ESN & ICT: pivots of digital transformation and responsible innovation
By Charles Mauclair, President of ESN & ICT College – Numeum
and Xavier Niffle, Partner, Head of Digital Audit & Innovation – KPMG France
At a time of technological, economic and environmental upheaval, Digital Services Companies (DSCs) and Engineering and Technology Consulting (ICT) companies are emerging as catalysts for resilience, innovation and impact.
2025 is much more than just a year of transition. For the ESN/ICT ecosystem, it marks a turning point. The economic climate remains uncertain, pressure on resources is increasing, technology cycles are accelerating – and yet, the sector is remarkably serene. This is not naïve optimism: it’s the fruit of strategic agility and continuous reinvention of their business models.
1. An agile ecosystem, ready for transformation
In an environment where 85% of players identify the economic situation as a major risk, 95% of ESNs and ICTs nevertheless declare their confidence in their ability to achieve their growth targets.
This solidity is first and foremost the result of their positioning on high value-added offerings – cloud, cybersecurity, AI – that address the major digital challenges facing businesses. 29% of respondents place technology investment at the heart of their growth strategy, a figure that is rising steadily.
But beyond technology, we are deploying a truly global activation strategy: sector and geographic diversification, development of strategic partnerships (60%), hybridization of delivery models (onshore, nearshore, offshore) to meet customer needs.
“ESNs and ICTs have integrated a simple truth: in an uncertain world, agility is the only stability.” – Xavier Niffle
2. Human capital, a major strategic lever
Digital transformation won’t happen without talent. Faced with a persistent shortage, companies in the sector are reinventing their HR model.
Today, 50% of them have employees identified as having AI or generative AI skills, and 41% have mapped this expertise in their teams. This data is not anecdotal: it reveals a growing maturity in skills management policies.
Remuneration is still the key to loyalty, but expectations are changing. Flexibility in working hours, work-life balance, personal development and the meaning given to assignments are becoming central elements. At the same time, the hybridization of statuses – recourse to freelancers, subcontractors, self-employed workers – is changing corporate culture and managerial practices.
AI itself is invading HR: 52% of ESNs and ICTs are using it to create or improve their training plans, and 35% to optimize their recruitment. The HR function is being transformed into a strategic innovation function.
“People are no longer an adjustment variable. They are at the heart of competitiveness. .”Charles Mauclair
3. Responsible innovation: a new standard
Innovation is no longer limited to technological acceleration. It now includes dimensions of responsibility, ethics and impact.
87% of ESN and ICT companies are monitoring their carbon footprint, and 60% have set 3-year reduction targets.
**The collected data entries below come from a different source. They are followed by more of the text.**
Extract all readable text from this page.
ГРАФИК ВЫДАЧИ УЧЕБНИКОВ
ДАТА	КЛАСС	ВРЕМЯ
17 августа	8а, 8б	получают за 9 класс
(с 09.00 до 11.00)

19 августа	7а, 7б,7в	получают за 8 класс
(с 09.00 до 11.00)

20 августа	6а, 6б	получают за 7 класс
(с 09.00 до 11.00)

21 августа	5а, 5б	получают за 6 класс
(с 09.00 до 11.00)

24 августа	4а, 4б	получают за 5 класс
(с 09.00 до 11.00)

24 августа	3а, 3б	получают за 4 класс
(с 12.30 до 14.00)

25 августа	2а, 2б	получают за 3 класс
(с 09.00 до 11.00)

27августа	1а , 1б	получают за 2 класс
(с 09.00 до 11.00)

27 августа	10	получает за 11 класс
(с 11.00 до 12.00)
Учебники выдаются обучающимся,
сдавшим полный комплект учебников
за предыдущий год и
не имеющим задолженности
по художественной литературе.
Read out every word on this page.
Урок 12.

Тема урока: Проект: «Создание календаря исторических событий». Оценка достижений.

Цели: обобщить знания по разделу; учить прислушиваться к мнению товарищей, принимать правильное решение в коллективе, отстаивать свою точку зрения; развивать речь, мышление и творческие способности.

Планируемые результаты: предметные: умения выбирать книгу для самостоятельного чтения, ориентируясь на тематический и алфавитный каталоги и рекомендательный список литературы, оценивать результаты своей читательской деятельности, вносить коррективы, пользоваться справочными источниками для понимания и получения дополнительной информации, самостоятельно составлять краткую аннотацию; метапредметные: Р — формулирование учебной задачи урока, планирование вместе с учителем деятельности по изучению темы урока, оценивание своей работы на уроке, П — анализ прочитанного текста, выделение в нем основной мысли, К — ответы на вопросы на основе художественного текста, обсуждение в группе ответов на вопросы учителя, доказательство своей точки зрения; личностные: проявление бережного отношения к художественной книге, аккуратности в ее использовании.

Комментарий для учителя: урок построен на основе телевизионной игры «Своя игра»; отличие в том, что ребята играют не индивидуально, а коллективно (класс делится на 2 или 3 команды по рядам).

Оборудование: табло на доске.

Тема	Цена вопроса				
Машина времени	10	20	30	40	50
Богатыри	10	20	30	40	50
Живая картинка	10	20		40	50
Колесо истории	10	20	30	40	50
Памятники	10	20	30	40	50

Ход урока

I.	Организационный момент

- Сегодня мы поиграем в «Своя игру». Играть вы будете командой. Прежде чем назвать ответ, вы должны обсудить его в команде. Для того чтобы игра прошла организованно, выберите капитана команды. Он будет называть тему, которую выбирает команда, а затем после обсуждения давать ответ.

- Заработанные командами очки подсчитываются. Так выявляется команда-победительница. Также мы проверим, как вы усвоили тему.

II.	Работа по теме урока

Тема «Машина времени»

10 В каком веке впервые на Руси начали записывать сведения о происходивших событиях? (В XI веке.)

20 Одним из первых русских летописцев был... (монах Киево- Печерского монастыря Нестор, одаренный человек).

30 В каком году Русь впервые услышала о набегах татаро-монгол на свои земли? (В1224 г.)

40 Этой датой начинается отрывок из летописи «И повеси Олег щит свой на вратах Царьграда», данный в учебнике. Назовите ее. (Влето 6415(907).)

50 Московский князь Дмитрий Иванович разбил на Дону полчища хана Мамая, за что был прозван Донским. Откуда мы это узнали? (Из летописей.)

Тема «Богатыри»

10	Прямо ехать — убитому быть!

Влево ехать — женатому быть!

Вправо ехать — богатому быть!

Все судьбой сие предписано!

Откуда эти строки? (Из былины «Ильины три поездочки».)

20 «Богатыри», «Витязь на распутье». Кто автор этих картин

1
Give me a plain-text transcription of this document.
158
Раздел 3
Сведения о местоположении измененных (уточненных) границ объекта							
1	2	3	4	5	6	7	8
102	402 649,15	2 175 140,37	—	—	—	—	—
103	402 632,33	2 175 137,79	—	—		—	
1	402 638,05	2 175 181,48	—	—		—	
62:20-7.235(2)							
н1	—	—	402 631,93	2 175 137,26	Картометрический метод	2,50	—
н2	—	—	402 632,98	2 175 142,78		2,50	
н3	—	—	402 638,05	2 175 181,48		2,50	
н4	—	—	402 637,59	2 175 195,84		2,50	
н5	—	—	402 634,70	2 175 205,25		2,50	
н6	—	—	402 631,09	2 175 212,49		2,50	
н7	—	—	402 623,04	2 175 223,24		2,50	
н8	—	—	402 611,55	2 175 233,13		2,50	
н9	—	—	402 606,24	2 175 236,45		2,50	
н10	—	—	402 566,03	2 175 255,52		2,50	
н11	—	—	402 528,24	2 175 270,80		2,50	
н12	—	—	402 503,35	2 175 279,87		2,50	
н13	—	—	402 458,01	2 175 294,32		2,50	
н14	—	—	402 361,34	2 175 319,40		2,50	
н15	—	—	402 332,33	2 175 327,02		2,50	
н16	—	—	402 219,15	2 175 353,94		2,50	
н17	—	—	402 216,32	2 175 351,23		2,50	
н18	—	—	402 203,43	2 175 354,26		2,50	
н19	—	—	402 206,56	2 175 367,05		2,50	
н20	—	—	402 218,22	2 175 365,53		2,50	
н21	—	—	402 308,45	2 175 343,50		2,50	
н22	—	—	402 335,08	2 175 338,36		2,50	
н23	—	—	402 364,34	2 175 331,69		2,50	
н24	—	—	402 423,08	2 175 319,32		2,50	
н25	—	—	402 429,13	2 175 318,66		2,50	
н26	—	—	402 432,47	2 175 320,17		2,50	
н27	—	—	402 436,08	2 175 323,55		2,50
Nearly a third are even aiming for carbon neutrality by 2030.
These commitments are not just virtuous: they are becoming differentiating factors. In many calls for tenders, ESG criteria (carbon footprint, inclusion, cybersecurity, AI governance) are weighing more and more heavily in the final decision. The Tech for Good offer, long peripheral, is becoming more structured.
Commitments to diversity and inclusion are also progressing: 83% of ESN/ICTs have a formal program in place, with concrete actions in mentoring, training, or highlighting role models.
“Digital responsibility is no longer an extra. It has become a competitive lever .” – Xavier Niffle
4. A strategic sector for digital sovereignty
With sales of over 70 billion euros and 670,000 jobs in France, the ESN/ICT sector is one of the pillars of the country’s economic fabric.
But its role goes far beyond numbers. It contributes to the country’s technological autonomy, to the modernization of critical infrastructures (health, education, public services), and to the security of digital uses.
It is also a major player in the local economy: 50% of Numeum’s members are locally-based startups or VSEs. At a time when digital sovereignty is becoming a strategic issue, ESN/ICTs offer a unique capacity for deployment, innovation and alignment between national challenges and realities on the ground.
5. Conclusion: building digital trust for everyone
2025 may be a year of transition, but it also paves the way for a new cycle of maturity for ESNs and ICTs.
They are the ones who will help companies master technological breakthroughs (generative AI, cybersecurity, sovereign cloud), combine performance and sustainability, and strengthen trust between public, private and civic players.
Far from being mere executors, these companies are becoming architects of transformation.
And it is in their ability to combine technological excellence, human ambition and collective responsibility that the future of the digital industry in France and Europe is at stake today.